Here's an example, if I have on a white shirt and ask you what color it is and it's lit by these different light sources; outside at 12 noon, outside at 8 p.m., inside lit by flash or studio strobe, fluorescent light, tungsten light or by led light, you would say, "white White WHITE!" Yes to our eyes, but to film, NO. How would these situations record on a regular roll of film, say Kodak Gold 200. outside at 12 noon - white, outside at 8 pm - yellowish, lit by flash or studio strobe - white to cool white, fluorescent light - greenish, tungsten - yellow or reddish, and led light - cool white. Not at all what your eyes and brain registered.
We need a way to predict how our subjects are going to record on film. With a little knowledge you can control how accurately color renders to film and use color shifts to enhance the mood of your images. You have two choices predicting your results, experience, knowing your basics and/or buy a color meter. The color that lights give off is given as a rating, a name, we call the rating for color temperature Kelvin. As an example a reading of 5500 could be called 5500 degrees Kelvin or simply 5500 Kelvin and written as 5500K. When you know the Kelvin rating of your light source you can predict how your daylight film is going to record your image. Daylight 12 noon sun is rated at about 5500 to 6500, this is considered the norm where all other sources are compared. Lower ratings or readings below 6000 K are considered warmer, the lower the number the more yellow to red it will record on film. Numbers or readings higher are cooler or bluer.
How do you control it now that you what it is? You have a couple of choices, correctly balanced film or a filter over your lens when you do not have the correct film for the light source. Consumer films are either balanced for daylight or tungsten lighting. Most films are daylight balanced, even if it is not specifically stated. Films balanced to give you correct color with tungsten lights with usually have a "T" in their names, such as Ektachrome 64T. Film families like Eastman Kodak's Vision 3 offer both, and are appropriately named 50D, 250D, 200T and 500T. There is no guessing the speed or the light source this film is balanced for.
Placing a filter over your lens corrects the color when you want to use a film not balanced to your light source. The 85 family includes 85, 85A, 85B and 85C are orangish in color and are used to balance a tungsten film to daylight light source. If I have that wonderful Vision 3 500T in my camera and want to shoot in daylight I use an 85 series filter over my lens and the color is perfect. You may have noticed there are A, B, C versions of these. There are roughly 200 K difference between each one of these, it really fine tunes the correction. 85 is the strongest then a little less with A and even less with B, etc. Today most of our images are going to be scanned and 200 Kelvin is so small it is only a slight correction in post. Digitally correcting 200 K verses a 2000 K correction is a lot easier for a successfully color balanced image.

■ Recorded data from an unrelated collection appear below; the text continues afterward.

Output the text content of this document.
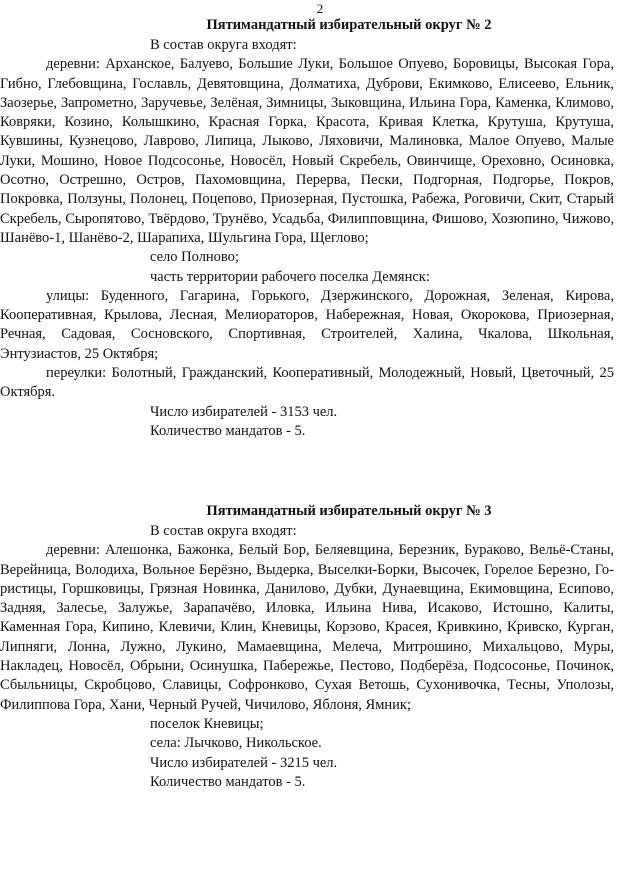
2
Пятимандатный избирательный округ № 2

В состав округа входят:

деревни: Арханское, Балуево, Большие Луки, Большое Опуево, Боровицы, Высокая Гора, Гибно, Глебовщина, Гославль, Девятовщина, Долматиха, Дуброви, Екимково, Елисеево, Ельник, Заозерье, Запрометно, Заручевье, Зелёная, Зимницы, Зыковщина, Ильина Гора, Каменка, Климово, Ковряки, Козино, Колышкино, Красная Горка, Красота, Кривая Клетка, Крутуша, Крутуша, Кувшины, Кузнецово, Лаврово, Липица, Лыково, Ляховичи, Малиновка, Малое Опуево, Малые Луки, Мошино, Новое Подсосонье, Новосёл, Новый Скребель, Овинчище, Ореховно, Осиновка, Осотно, Острешно, Остров, Пахомовщина, Перерва, Пески, Подгорная, Подгорье, Покров, Покровка, Ползуны, Полонец, Поцепово, Приозерная, Пустошка, Рабежа, Роговичи, Скит, Старый Скребель, Сыропятово, Твёрдово, Трунёво, Усадьба, Филипповщина, Фишово, Хозюпино, Чижово, Шанёво-1, Шанёво-2, Шарапиха, Шульгина Гора, Щеглово;

село Полново;

часть территории рабочего поселка Демянск:

улицы: Буденного, Гагарина, Горького, Дзержинского, Дорожная, Зеленая, Кирова, Кооперативная, Крылова, Лесная, Мелиораторов, Набережная, Новая, Окорокова, Приозерная, Речная, Садовая, Сосновского, Спортивная, Строителей, Халина, Чкалова, Школьная, Энтузиастов, 25 Октября;

переулки: Болотный, Гражданский, Кооперативный, Молодежный, Новый, Цветочный, 25 Октября.

Число избирателей - 3153 чел.

Количество мандатов - 5.

Пятимандатный избирательный округ № 3

В состав округа входят:

деревни: Алешонка, Бажонка, Белый Бор, Беляевщина, Березник, Бураково, Вельё-Станы, Верейница, Володиха, Вольное Берёзно, Выдерка, Выселки-Борки, Высочек, Горелое Березно, Гористицы, Горшковицы, Грязная Новинка, Данилово, Дубки, Дунаевщина, Екимовщина, Есипово, Задняя, Залесье, Залужье, Зарапачёво, Иловка, Ильина Нива, Исаково, Истошно, Калиты, Каменная Гора, Кипино, Клевичи, Клин, Кневицы, Корзово, Красея, Кривкино, Кривско, Курган, Липняги, Лонна, Лужно, Лукино, Мамаевщина, Мелеча, Митрошино, Михальцово, Муры, Накладец, Новосёл, Обрыни, Осинушка, Паберeжье, Пестово, Подберёза, Подсосонье, Починок, Сбыльницы, Скробцово, Славицы, Софронково, Сухая Ветошь, Сухонивочка, Тесны, Уполозы, Филиппова Гора, Хани, Черный Ручей, Чичилово, Яблоня, Ямник;

поселок Кневицы;

села: Лычково, Никольское.

Число избирателей - 3215 чел.

Количество мандатов - 5.
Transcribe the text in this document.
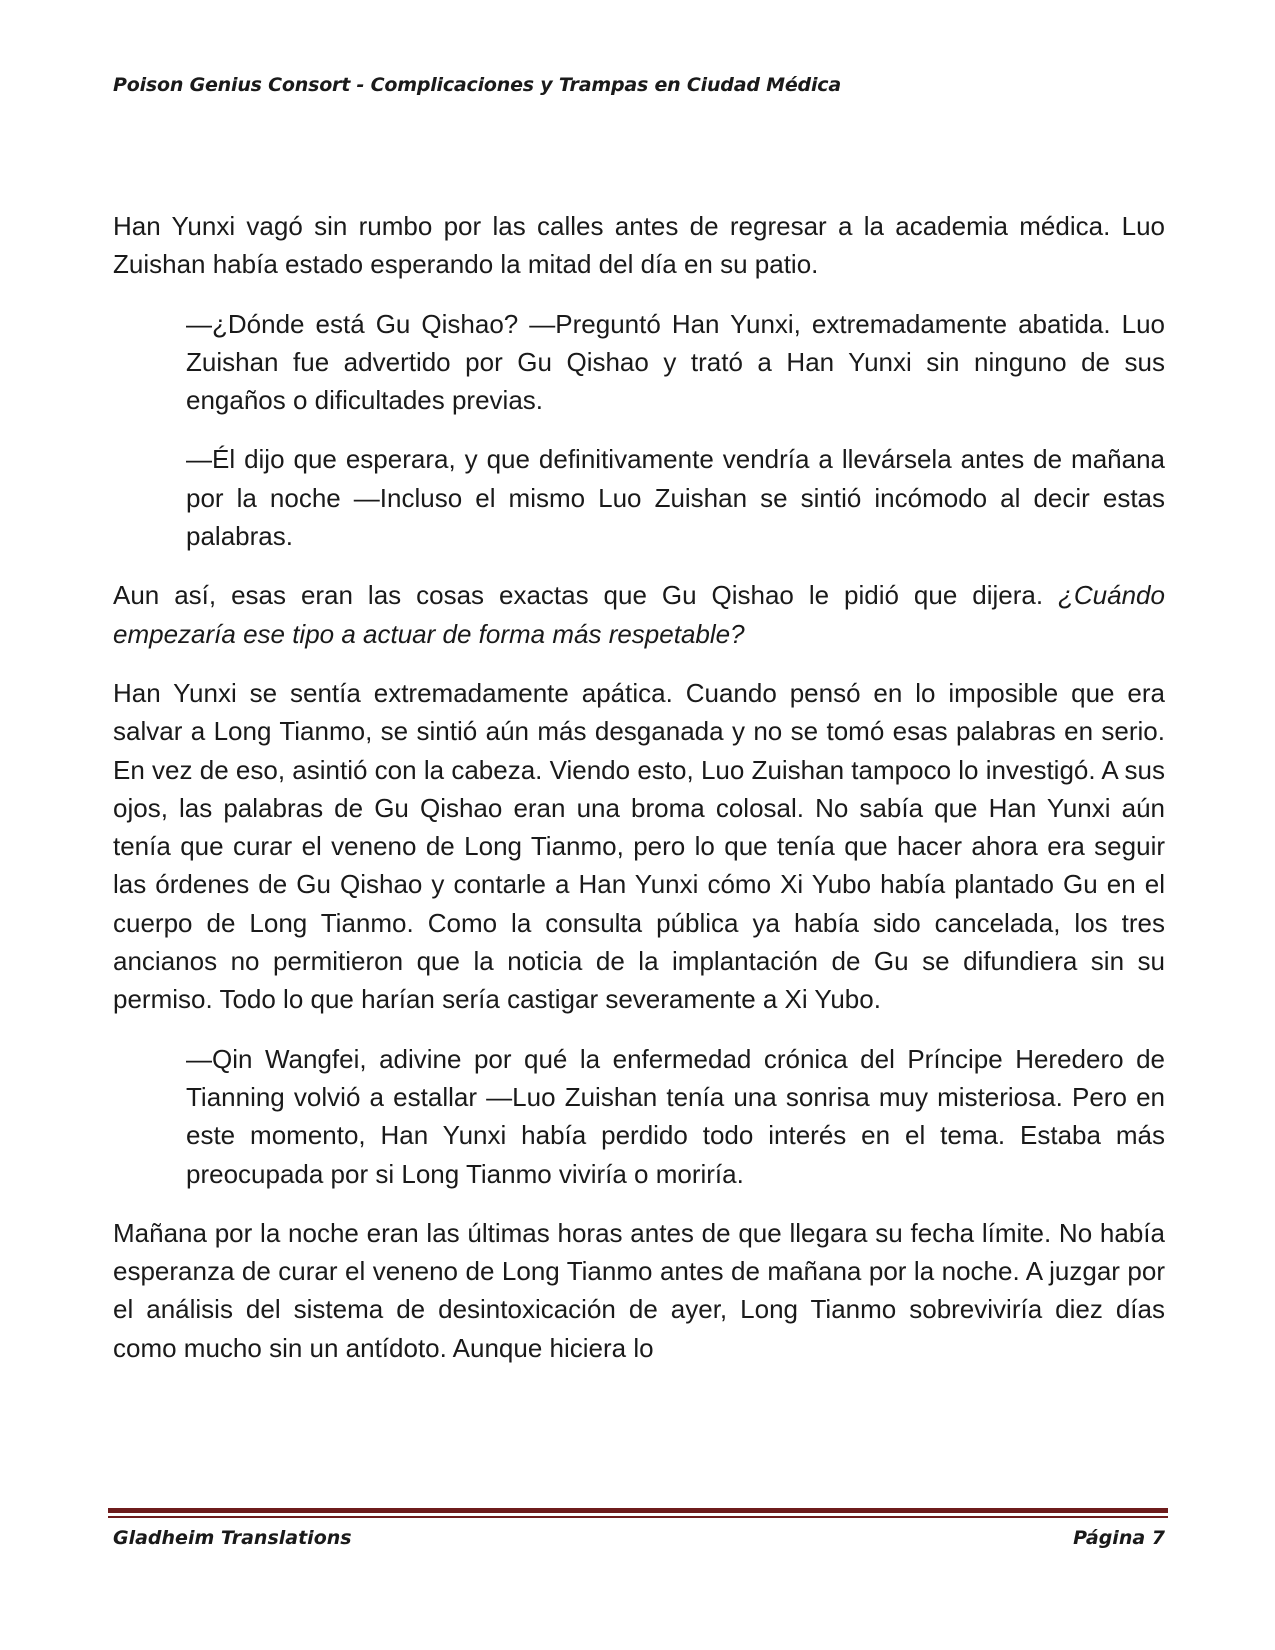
Poison Genius Consort - Complicaciones y Trampas en Ciudad Médica

Han Yunxi vagó sin rumbo por las calles antes de regresar a la academia médica. Luo Zuishan había estado esperando la mitad del día en su patio.

—¿Dónde está Gu Qishao? —Preguntó Han Yunxi, extremadamente abatida. Luo Zuishan fue advertido por Gu Qishao y trató a Han Yunxi sin ninguno de sus engaños o dificultades previas.

—Él dijo que esperara, y que definitivamente vendría a llevársela antes de mañana por la noche —Incluso el mismo Luo Zuishan se sintió incómodo al decir estas palabras.

Aun así, esas eran las cosas exactas que Gu Qishao le pidió que dijera. ¿Cuándo empezaría ese tipo a actuar de forma más respetable?

Han Yunxi se sentía extremadamente apática. Cuando pensó en lo imposible que era salvar a Long Tianmo, se sintió aún más desganada y no se tomó esas palabras en serio. En vez de eso, asintió con la cabeza. Viendo esto, Luo Zuishan tampoco lo investigó. A sus ojos, las palabras de Gu Qishao eran una broma colosal. No sabía que Han Yunxi aún tenía que curar el veneno de Long Tianmo, pero lo que tenía que hacer ahora era seguir las órdenes de Gu Qishao y contarle a Han Yunxi cómo Xi Yubo había plantado Gu en el cuerpo de Long Tianmo. Como la consulta pública ya había sido cancelada, los tres ancianos no permitieron que la noticia de la implantación de Gu se difundiera sin su permiso. Todo lo que harían sería castigar severamente a Xi Yubo.

—Qin Wangfei, adivine por qué la enfermedad crónica del Príncipe Heredero de Tianning volvió a estallar —Luo Zuishan tenía una sonrisa muy misteriosa. Pero en este momento, Han Yunxi había perdido todo interés en el tema. Estaba más preocupada por si Long Tianmo viviría o moriría.

Mañana por la noche eran las últimas horas antes de que llegara su fecha límite. No había esperanza de curar el veneno de Long Tianmo antes de mañana por la noche. A juzgar por el análisis del sistema de desintoxicación de ayer, Long Tianmo sobreviviría diez días como mucho sin un antídoto. Aunque hiciera lo

Gladheim Translations	Página 7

There are filters made for nearly every situation, use the 80 family to correct daylight film to tungsten light. Even fluorescent light can be corrected, FLd corrects for fluorescent, to daylight and FLb corrects for fluorescent to tungsten. Filters absorb some of your light. If you meter though your lens with the filter on there is no exposure correction needed. If you sunny 16 or use a hand held meter you need to know the filter factor and correct for it. This is a good reason to keep one of those little multi folded sheets that come packed with the filters handy, they tell you how much to add. If you are using a hand held meter you can hold the filter over the sensor for a corrected reading.
I did not address the color meter for practical reasons. They are costly and can drive you a bit buggy if you fixate on every little color shift. They operate like a light meter, read the light illuminating your subject and it gives you the Kelvin reading. In our Photoshop era these small color shifts are corrected with a click of the mouse. Some still have a need for them but not like years past. Remember the closer you get to correct color the less time you will spend behind the computer monitor correcting it out. Also knowing how color shifts during the day can give you a lovely dreamy warmth by just shooting earlier or later in the day. Use your color temperature knowledge to your advantage to avoid surprises and then you won't have to sing the Mean Old World Color Temperature Blues.